7 - 11 July 1996
The labour provisions that had nearly brought down the Constitutional Assembly (CA) negotiations once again came under fire, this time in the court setting. Advocate Malcolm Wallis, for Business South Africa, sensitively dropped the phrase, ‘the right to lockout’ but argued essentially for the same thing – management’s right to exercise economic power in pursuit of collective bargaining. This, he said, was the equivalent to the employees’ right to strike, which had developed over the years into a ‘most formidable weapon, capable of inflicting grievous harm on the employer’. Advocate Martin Brassey, for COSATU, presented a cogent history of black worker disempowerment and emphasised the union’s long-stated objection that this clause would entrench the age-old power of the bosses but now in the name of equal treatment.
Powers to amend the Bill of Rights
The following day, the amending of the Constitution again was an issue. The judges themselves raised concerns about the fact that a two-thirds majority could amend the Bill of Rights. Would this allow the Bill of Rights to be sufficiently protected? This led to further questions about whether the core of the Constitution was safe from amendment and whether the Constitutional Principles would still apply once the Constitution was certified.

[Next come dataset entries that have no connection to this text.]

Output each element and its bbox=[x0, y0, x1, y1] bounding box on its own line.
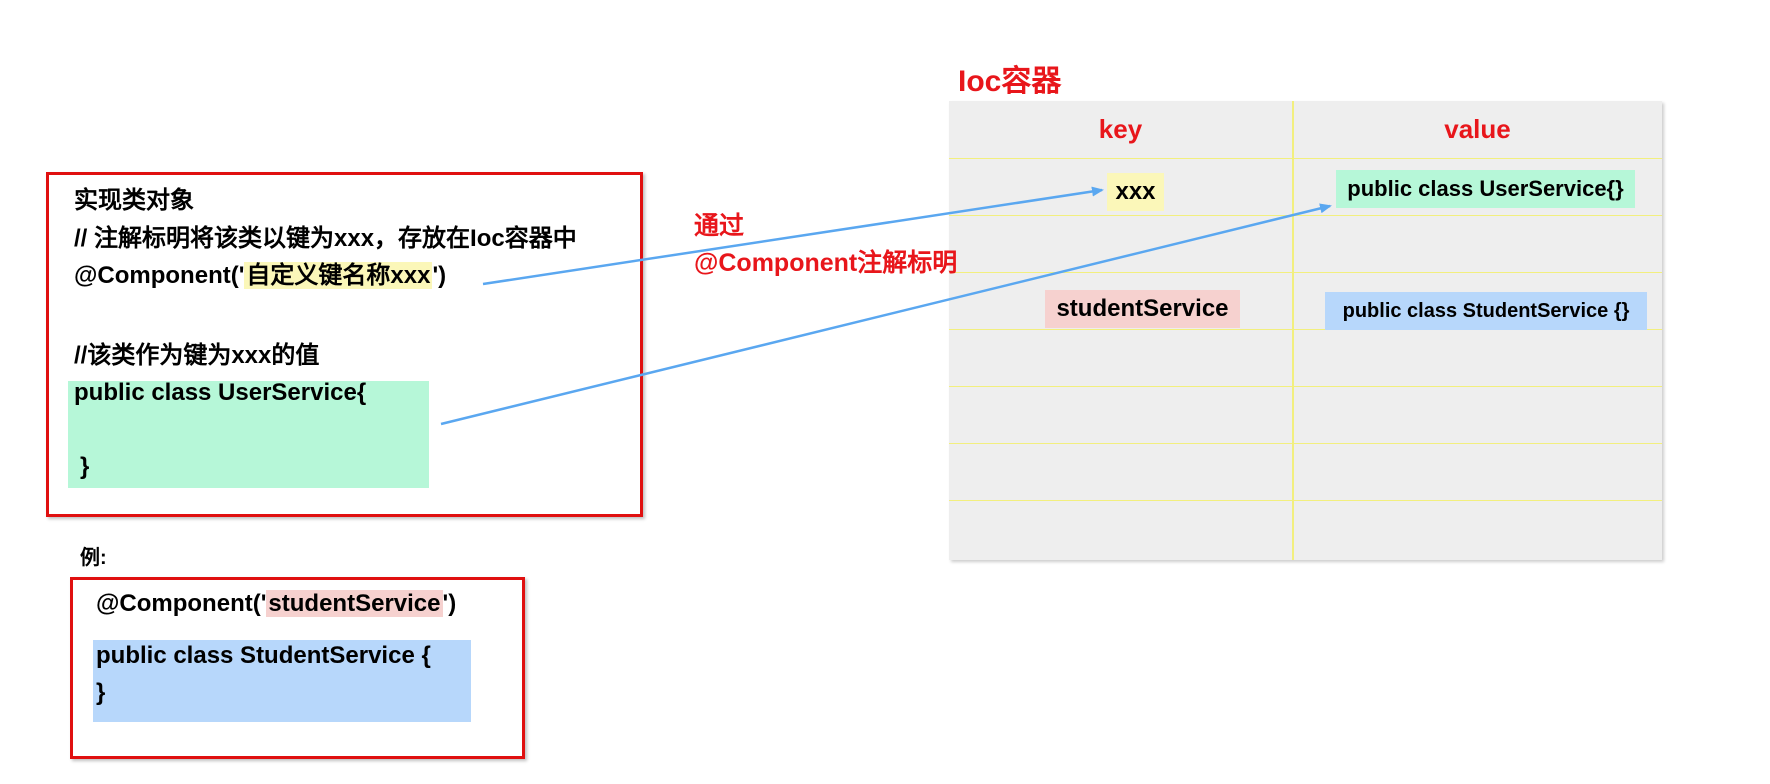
key-arrow bbox=[482, 186, 1104, 286]
student-service-open: public class StudentService { bbox=[96, 642, 431, 669]
user-service-open: public class UserService{ bbox=[74, 379, 367, 406]
example-box bbox=[70, 577, 525, 759]
user-service-class-block bbox=[68, 381, 429, 488]
table-row bbox=[949, 329, 1662, 386]
table-row bbox=[949, 443, 1662, 500]
key-student-service: studentService bbox=[1045, 290, 1240, 328]
key-xxx: xxx bbox=[1107, 173, 1164, 211]
example-annotation: @Component('studentService') bbox=[96, 590, 457, 617]
value-user-service: public class UserService{} bbox=[1336, 170, 1635, 208]
implementation-title: 实现类对象 bbox=[74, 187, 194, 214]
table-row bbox=[949, 386, 1662, 443]
user-service-close: } bbox=[80, 453, 90, 480]
arrow-note-component: @Component注解标明 bbox=[694, 249, 958, 277]
example-label: 例: bbox=[80, 547, 107, 569]
table-row bbox=[949, 215, 1662, 272]
implementation-box bbox=[46, 172, 643, 517]
value-student-service: public class StudentService {} bbox=[1325, 292, 1647, 330]
student-service-class-block bbox=[93, 640, 471, 722]
ioc-table: key value xxx public class UserService{}… bbox=[949, 101, 1662, 560]
student-service-key: studentService bbox=[266, 590, 443, 617]
value-header: value bbox=[1444, 114, 1511, 144]
arrow-note-via: 通过 bbox=[694, 212, 745, 240]
column-divider bbox=[1292, 101, 1294, 560]
custom-key-name: 自定义键名称xxx bbox=[244, 262, 433, 289]
student-service-close: } bbox=[96, 679, 106, 706]
annotation-comment: // 注解标明将该类以键为xxx，存放在Ioc容器中 bbox=[74, 225, 577, 252]
table-row bbox=[949, 500, 1662, 557]
ioc-container-title: Ioc容器 bbox=[958, 65, 1062, 98]
value-comment: //该类作为键为xxx的值 bbox=[74, 342, 320, 369]
key-header: key bbox=[1098, 114, 1143, 144]
component-annotation: @Component('自定义键名称xxx') bbox=[74, 262, 447, 289]
table-row bbox=[949, 158, 1662, 215]
table-row bbox=[949, 272, 1662, 329]
value-arrow bbox=[440, 203, 1332, 426]
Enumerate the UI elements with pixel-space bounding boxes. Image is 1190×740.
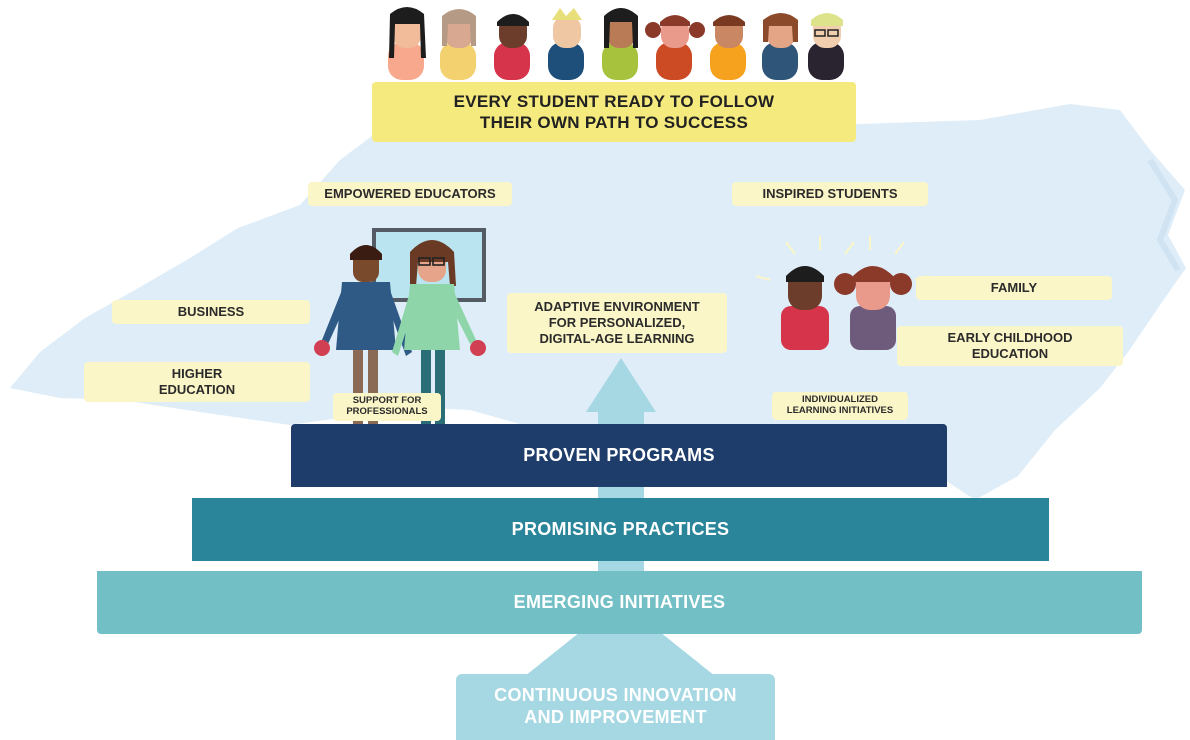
goal-line-2: THEIR OWN PATH TO SUCCESS xyxy=(479,113,749,132)
student-avatar-6 xyxy=(645,15,705,80)
student-avatar-4 xyxy=(548,8,584,80)
tier-proven-programs: PROVEN PROGRAMS xyxy=(291,424,947,487)
student-avatar-7 xyxy=(710,15,746,80)
label-individualized-learning: INDIVIDUALIZED LEARNING INITIATIVES xyxy=(772,392,908,420)
student-avatar-8 xyxy=(762,13,798,80)
student-avatar-2 xyxy=(440,9,476,80)
student-avatar-9 xyxy=(808,13,844,80)
tier-emerging-initiatives: EMERGING INITIATIVES xyxy=(97,571,1142,634)
up-arrow-icon xyxy=(586,358,656,412)
goal-banner: EVERY STUDENT READY TO FOLLOW THEIR OWN … xyxy=(372,82,856,142)
students-illustration xyxy=(755,236,930,350)
goal-line-1: EVERY STUDENT READY TO FOLLOW xyxy=(453,91,775,111)
student-avatars-row xyxy=(388,7,844,80)
tier-continuous-innovation: CONTINUOUS INNOVATION AND IMPROVEMENT xyxy=(456,674,775,740)
label-adaptive-environment: ADAPTIVE ENVIRONMENT FOR PERSONALIZED, D… xyxy=(507,293,727,353)
pyramid-shadow xyxy=(520,600,720,680)
tier-promising-practices: PROMISING PRACTICES xyxy=(192,498,1049,561)
student-avatar-5 xyxy=(602,8,638,80)
coast-island-detail xyxy=(1147,158,1181,272)
label-higher-education: HIGHER EDUCATION xyxy=(84,362,310,402)
label-early-childhood-education: EARLY CHILDHOOD EDUCATION xyxy=(897,326,1123,366)
label-support-for-professionals: SUPPORT FOR PROFESSIONALS xyxy=(333,393,441,421)
label-inspired-students: INSPIRED STUDENTS xyxy=(732,182,928,206)
label-business: BUSINESS xyxy=(112,300,310,324)
student-avatar-1 xyxy=(388,7,426,80)
label-empowered-educators: EMPOWERED EDUCATORS xyxy=(308,182,512,206)
student-avatar-3 xyxy=(494,14,530,80)
educators-illustration xyxy=(314,228,486,424)
label-family: FAMILY xyxy=(916,276,1112,300)
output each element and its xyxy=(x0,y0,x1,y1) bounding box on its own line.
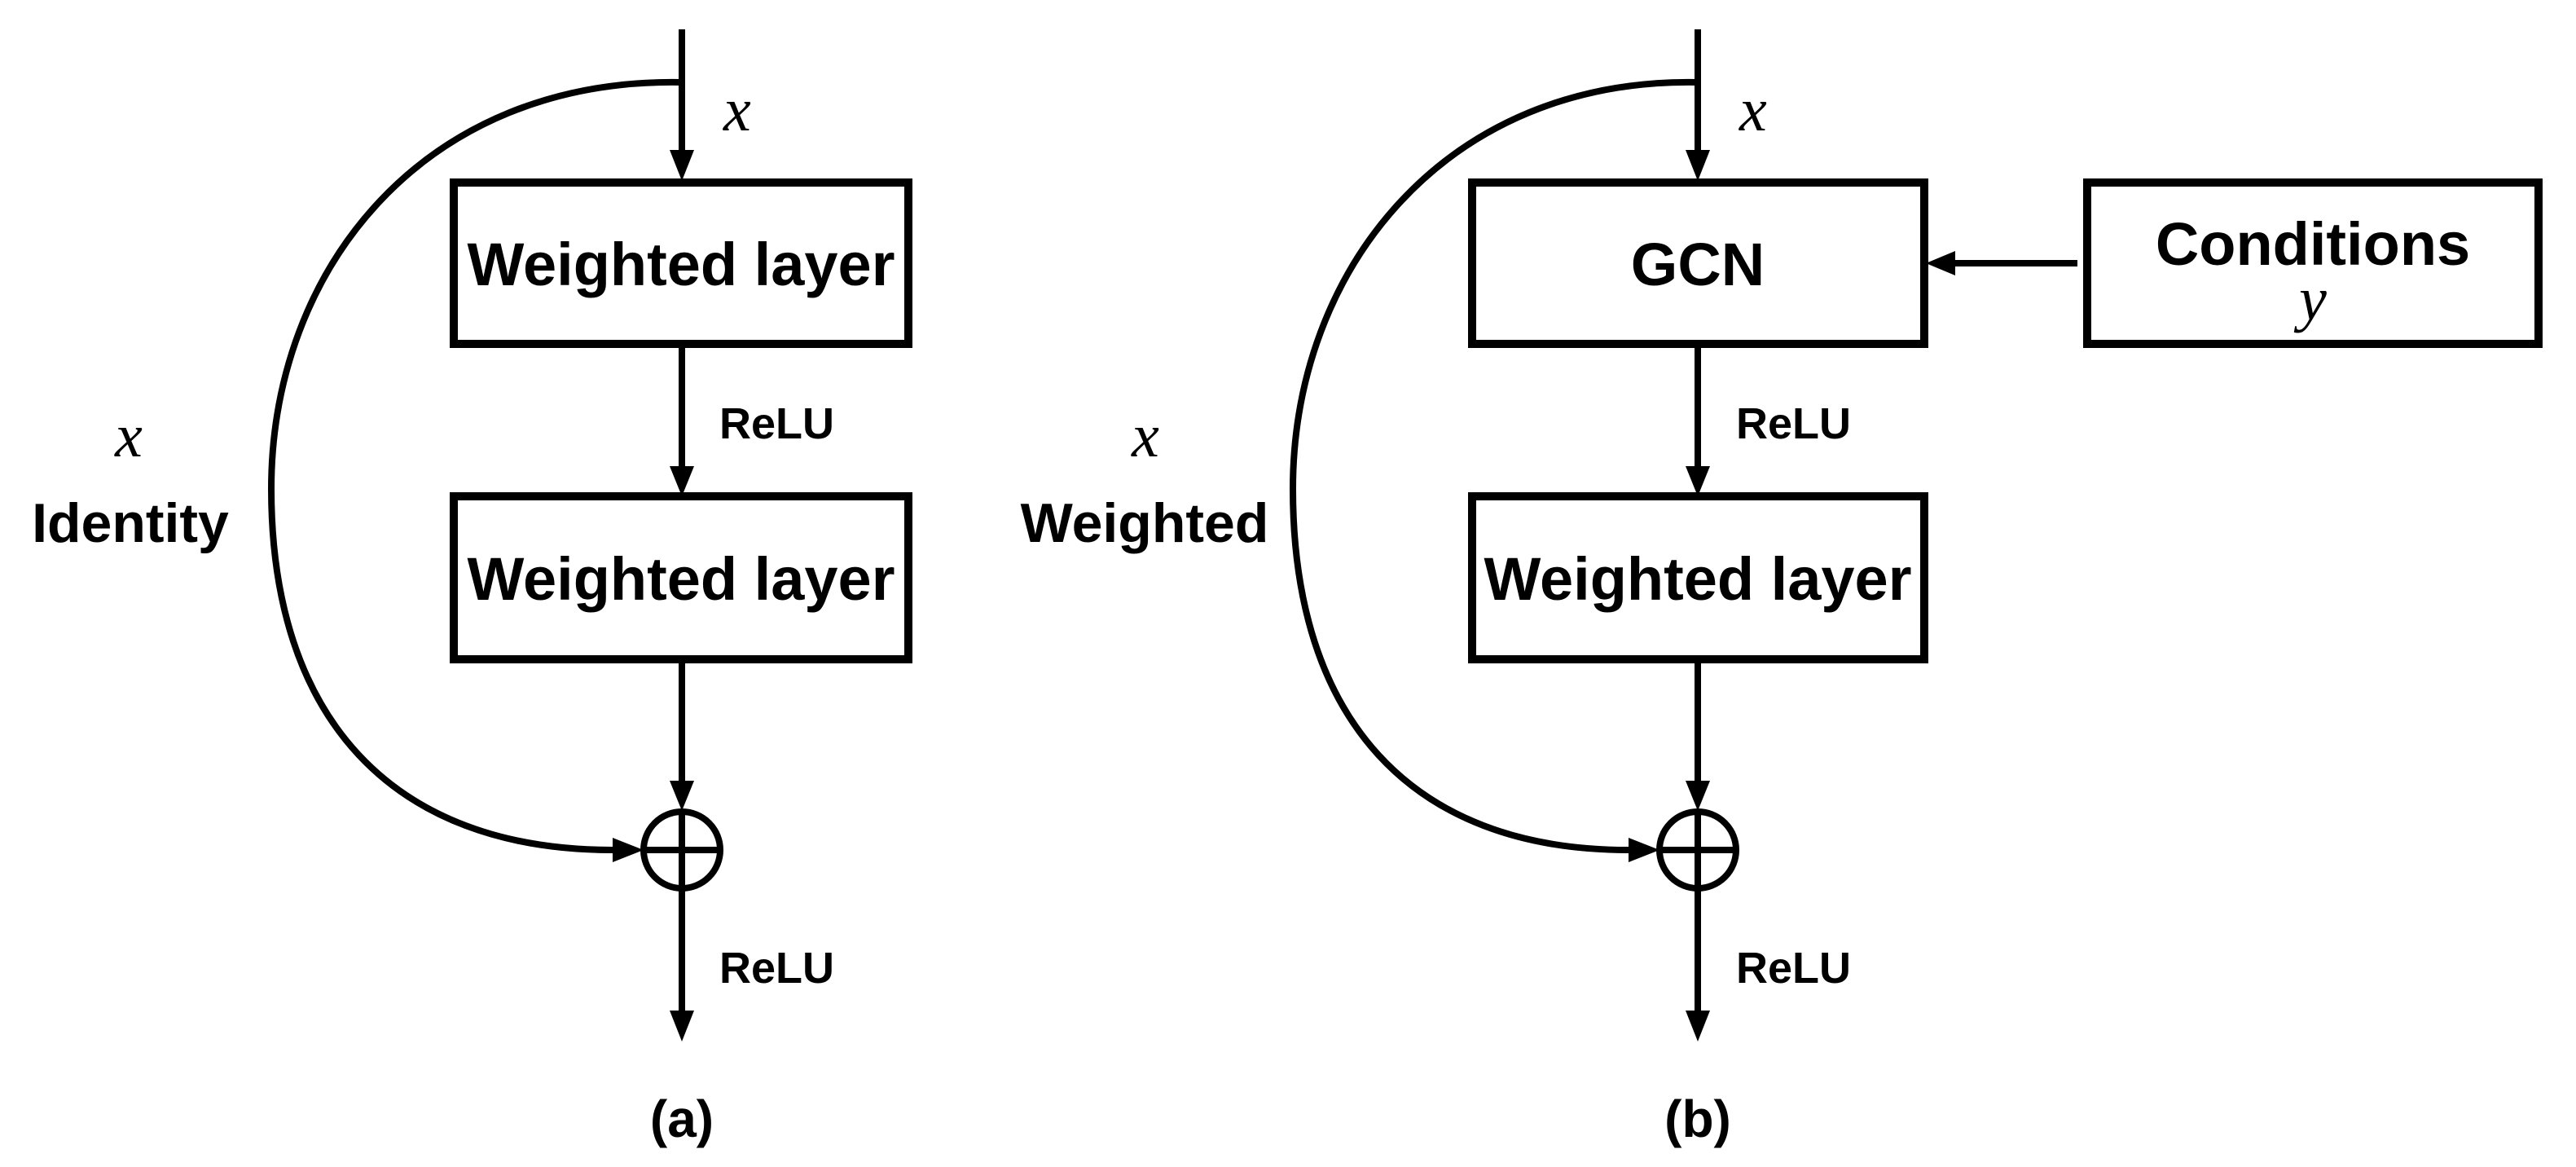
panel-b: x GCN Conditions y ReLU Weighted layer x… xyxy=(1021,29,2543,1148)
input-label: x xyxy=(1739,76,1767,144)
arrowhead xyxy=(670,466,694,496)
box1-label: Weighted layer xyxy=(467,231,895,298)
arrowhead xyxy=(1926,251,1955,275)
skip-connection-curve xyxy=(1289,78,1699,853)
relu-label-1: ReLU xyxy=(1736,399,1851,448)
skip-type-label: Identity xyxy=(32,492,229,554)
arrowhead xyxy=(670,781,694,811)
box2-label: Weighted layer xyxy=(467,545,895,613)
input-label: x xyxy=(723,76,751,144)
skip-var-label: x xyxy=(114,402,143,470)
relu-label-2: ReLU xyxy=(1736,944,1851,993)
arrowhead xyxy=(1629,838,1659,862)
relu-label-1: ReLU xyxy=(719,399,834,448)
add-node-icon xyxy=(640,808,723,892)
arrowhead xyxy=(613,838,644,862)
gcn-label: GCN xyxy=(1631,231,1765,298)
skip-type-label: Weighted xyxy=(1021,492,1269,554)
arrowhead xyxy=(1686,150,1710,181)
arrowhead xyxy=(1686,781,1710,811)
conditions-box xyxy=(2083,178,2543,348)
add-node-icon xyxy=(1656,808,1739,892)
arrowhead xyxy=(670,1011,694,1041)
arrowhead xyxy=(670,150,694,181)
gcn-box xyxy=(1468,178,1928,348)
weighted-layer-box xyxy=(1468,492,1928,663)
panel-a: x Weighted layer ReLU Weighted layer x I… xyxy=(32,29,912,1148)
weighted-layer-box-2 xyxy=(450,492,912,663)
arrowhead xyxy=(1686,466,1710,496)
caption-b: (b) xyxy=(1664,1090,1731,1148)
skip-connection-curve xyxy=(267,78,683,853)
condition-var-label: y xyxy=(2293,265,2327,333)
skip-var-label: x xyxy=(1131,402,1159,470)
relu-label-2: ReLU xyxy=(719,944,834,993)
conditions-label: Conditions xyxy=(2156,210,2470,278)
box2-label: Weighted layer xyxy=(1484,545,1911,613)
arrowhead xyxy=(1686,1011,1710,1041)
caption-a: (a) xyxy=(650,1090,714,1148)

The latter point was argued by Johannesburg attorney Peter Leon on behalf of the Association of Law Societies which represents most of South Africa’s attorneys. Justice Mokgoro asked whether the intention was not that once the constitutional text had been certified, ‘these values are in it’? Leon replied: “That is correct, but there is nothing to stop the text – and those values – being changed by a two thirds majority.”
Socio-economic rights and separation of powers
The separation between the legislature and the judiciary was highlighted in the discussion on socio-economic rights. For the first time, sections 26 – 29 of the Constitution included socio-economic rights which was unusual in a constitution. The question that arose was whether the Court could constitutionally discipline the legislature for not adopting laws securing these rights or whether this would constitute a transgression of the separation of powers. This led to a lively debate in Court. The Legal Resources Centre argued for the justiciable socioeconomic rights. The Free Market Foundation strongly opposed and argued for the separation of powers. The Judges grappled with the issue – what must the court do if the legislature does not take reasonable steps? ‘If Parliament refuses to follow a court order, there would be a constitutional crisis – the court does not have an army.’
The Court may then be dependent on political and public pressure to get Parliament to comply.